Scaffold protein SHANK3 regulates endothelial cell motility and tissue mechanics

SHANK3 is a multidomain scaffolding protein critical for neuronal function, which has been linked to neurodevelopmental disorders such as autism spectrum disorder. More recently, SHANK3 has been shown to play a role in cell survival and actin dynamics outside the nervous system. Here, we show that SHANK3 is widely expressed in endothelial cells across different tissues, where its role is not well understood. SHANK3 localised to endothelial cell-cell junctions in cultured endothelial cells, and its depletion compromised endothelial barrier function. SHANK silencing altered cell mechanics including elongated cell morphology, reduced cell-matrix traction forces and alteration of cell migration rate.
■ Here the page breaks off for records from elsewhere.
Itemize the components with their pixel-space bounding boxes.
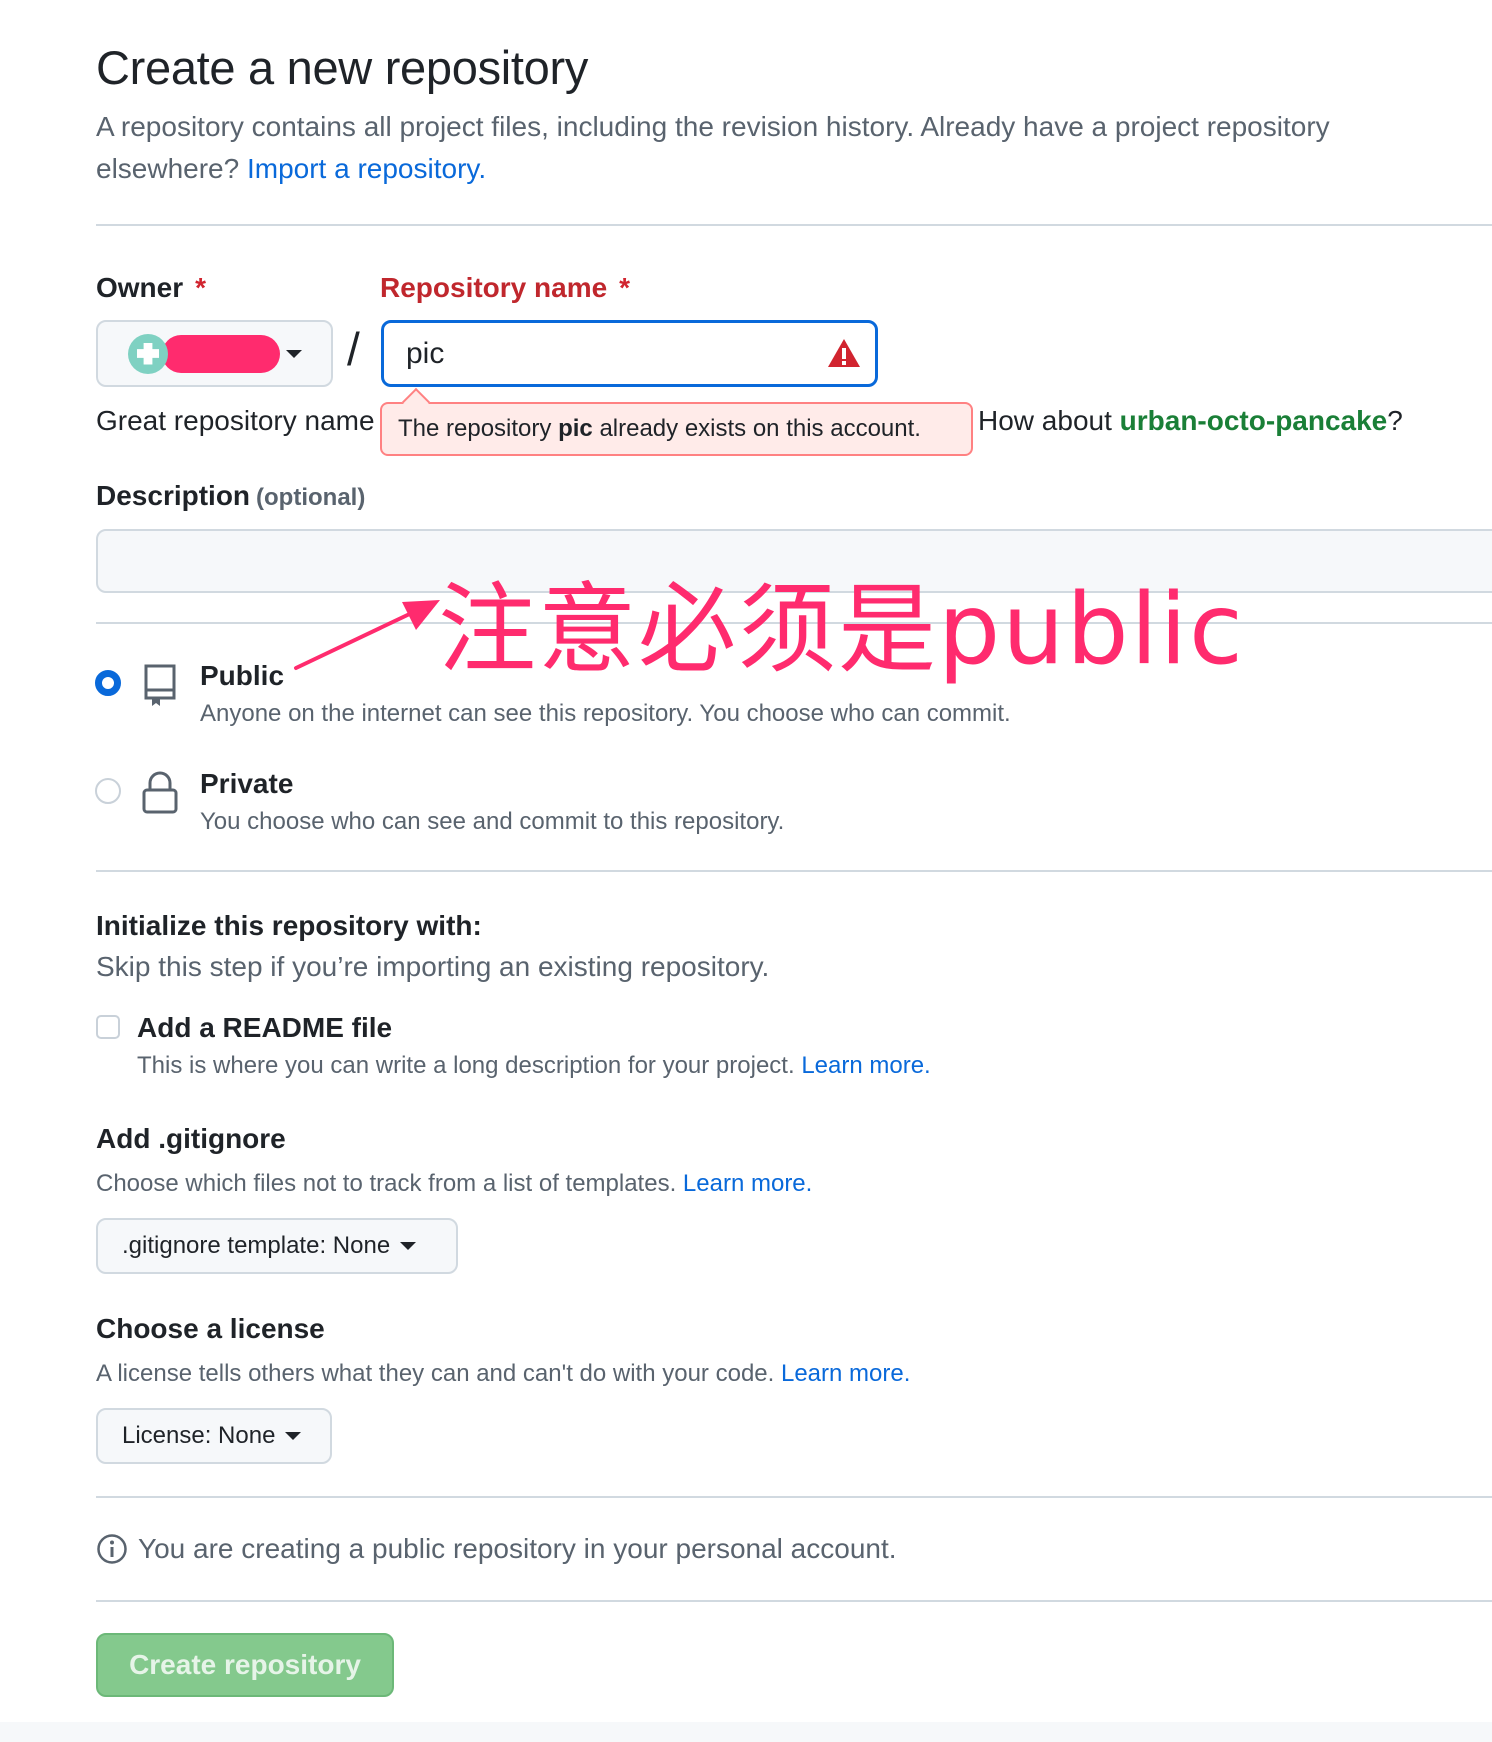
owner-select[interactable] bbox=[96, 320, 333, 387]
repo-name-hint: Great repository name bbox=[96, 405, 375, 436]
error-prefix: The repository bbox=[398, 415, 552, 442]
page-subtitle: A repository contains all project files,… bbox=[96, 106, 1436, 190]
readme-desc: This is where you can write a long descr… bbox=[137, 1052, 931, 1080]
license-title: Choose a license bbox=[96, 1313, 325, 1344]
license-desc: A license tells others what they can and… bbox=[96, 1360, 910, 1388]
required-mark: * bbox=[195, 272, 207, 303]
repo-name-suggestion: How about urban-octo-pancake? bbox=[978, 405, 1403, 437]
license-learn-more-link[interactable]: Learn more. bbox=[781, 1360, 910, 1387]
suggest-suffix: ? bbox=[1387, 405, 1403, 436]
error-suffix: already exists on this account. bbox=[599, 415, 921, 442]
public-desc: Anyone on the internet can see this repo… bbox=[200, 700, 1011, 727]
init-subtitle: Skip this step if you’re importing an ex… bbox=[96, 951, 770, 982]
divider bbox=[96, 870, 1492, 872]
readme-learn-more-link[interactable]: Learn more. bbox=[801, 1052, 930, 1079]
annotation-arrow-icon bbox=[294, 600, 440, 670]
license-desc-text: A license tells others what they can and… bbox=[96, 1360, 775, 1387]
private-desc: You choose who can see and commit to thi… bbox=[200, 808, 785, 835]
import-repository-link[interactable]: Import a repository. bbox=[247, 153, 486, 184]
lock-icon bbox=[142, 771, 178, 814]
owner-label: Owner * bbox=[96, 272, 206, 304]
repo-icon bbox=[144, 664, 176, 706]
chevron-down-icon bbox=[400, 1242, 417, 1250]
alert-triangle-icon bbox=[828, 339, 860, 367]
required-mark: * bbox=[619, 272, 631, 303]
avatar-icon bbox=[128, 333, 168, 374]
suggest-prefix: How about bbox=[978, 405, 1112, 436]
gitignore-desc: Choose which files not to track from a l… bbox=[96, 1170, 812, 1198]
readme-checkbox[interactable] bbox=[96, 1015, 120, 1039]
create-repo-page: Create a new repository A repository con… bbox=[0, 0, 1492, 1742]
license-select-label: License: None bbox=[122, 1422, 276, 1449]
public-radio[interactable] bbox=[95, 670, 121, 696]
chevron-down-icon bbox=[286, 349, 302, 358]
info-icon bbox=[97, 1534, 127, 1564]
owner-label-text: Owner bbox=[96, 272, 184, 303]
repo-name-label-text: Repository name bbox=[380, 272, 608, 303]
divider bbox=[96, 1496, 1492, 1498]
visibility-info: You are creating a public repository in … bbox=[96, 1533, 897, 1565]
gitignore-select-label: .gitignore template: None bbox=[122, 1232, 391, 1259]
annotation-text: 注意必须是public bbox=[438, 573, 1245, 687]
divider bbox=[96, 224, 1492, 226]
description-label: Description (optional) bbox=[96, 480, 365, 512]
public-title: Public bbox=[200, 660, 285, 691]
init-title: Initialize this repository with: bbox=[96, 910, 482, 941]
chevron-down-icon bbox=[285, 1432, 302, 1440]
suggested-name-link[interactable]: urban-octo-pancake bbox=[1120, 405, 1388, 436]
owner-repo-separator: / bbox=[347, 323, 360, 375]
divider bbox=[96, 1600, 1492, 1602]
owner-name-redacted bbox=[162, 334, 280, 373]
repo-name-label: Repository name * bbox=[380, 272, 630, 304]
page-footer-band bbox=[0, 1722, 1492, 1742]
repo-name-value: pic bbox=[406, 336, 445, 370]
description-label-text: Description bbox=[96, 480, 251, 511]
optional-tag: (optional) bbox=[256, 484, 366, 511]
error-repo-name: pic bbox=[558, 415, 593, 442]
gitignore-title: Add .gitignore bbox=[96, 1123, 286, 1154]
private-radio[interactable] bbox=[95, 778, 121, 804]
license-select[interactable]: License: None bbox=[96, 1408, 332, 1464]
create-repository-button[interactable]: Create repository bbox=[96, 1633, 394, 1697]
readme-desc-text: This is where you can write a long descr… bbox=[137, 1052, 795, 1079]
gitignore-desc-text: Choose which files not to track from a l… bbox=[96, 1170, 677, 1197]
readme-label: Add a README file bbox=[137, 1012, 393, 1043]
page-title: Create a new repository bbox=[96, 41, 589, 94]
repo-name-error-tooltip: The repository pic already exists on thi… bbox=[380, 402, 973, 456]
private-title: Private bbox=[200, 768, 294, 799]
repo-name-input[interactable]: pic bbox=[381, 320, 878, 387]
gitignore-learn-more-link[interactable]: Learn more. bbox=[683, 1170, 812, 1197]
info-text: You are creating a public repository in … bbox=[138, 1533, 897, 1564]
gitignore-template-select[interactable]: .gitignore template: None bbox=[96, 1218, 458, 1274]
It further triggered dynamic heterogeneity in endothelial monolayers, with regions of coordinated long-range migration interspersed with areas exhibiting only local velocity fluctuations, consistent with a transition toward more fluid-like tissue behaviour. This change in collective dynamics was accompanied by increased spheroid spreading and fusion, suggestive of altered tissue viscosity, and coincided with disrupted cell-cell junction morphology and mechanical forces in SHANK3-depleted cells. In vivo, SHANK3 depletion impaired endothelial cell migration, resulting in delayed sprouting of intersegmental vessels and disruption of the vascular network in zebrafish embryos. Furthermore, inducible endothelial-specific deletion of SHANK3 in postnatal mice impaired angiogenic sprouting and reduced vascular complexity in the developing retina. Overall, we demonstrate that SHANK3 plays a role in endothelial cell motility and tissue mechanics, with implications for vascular processes during development.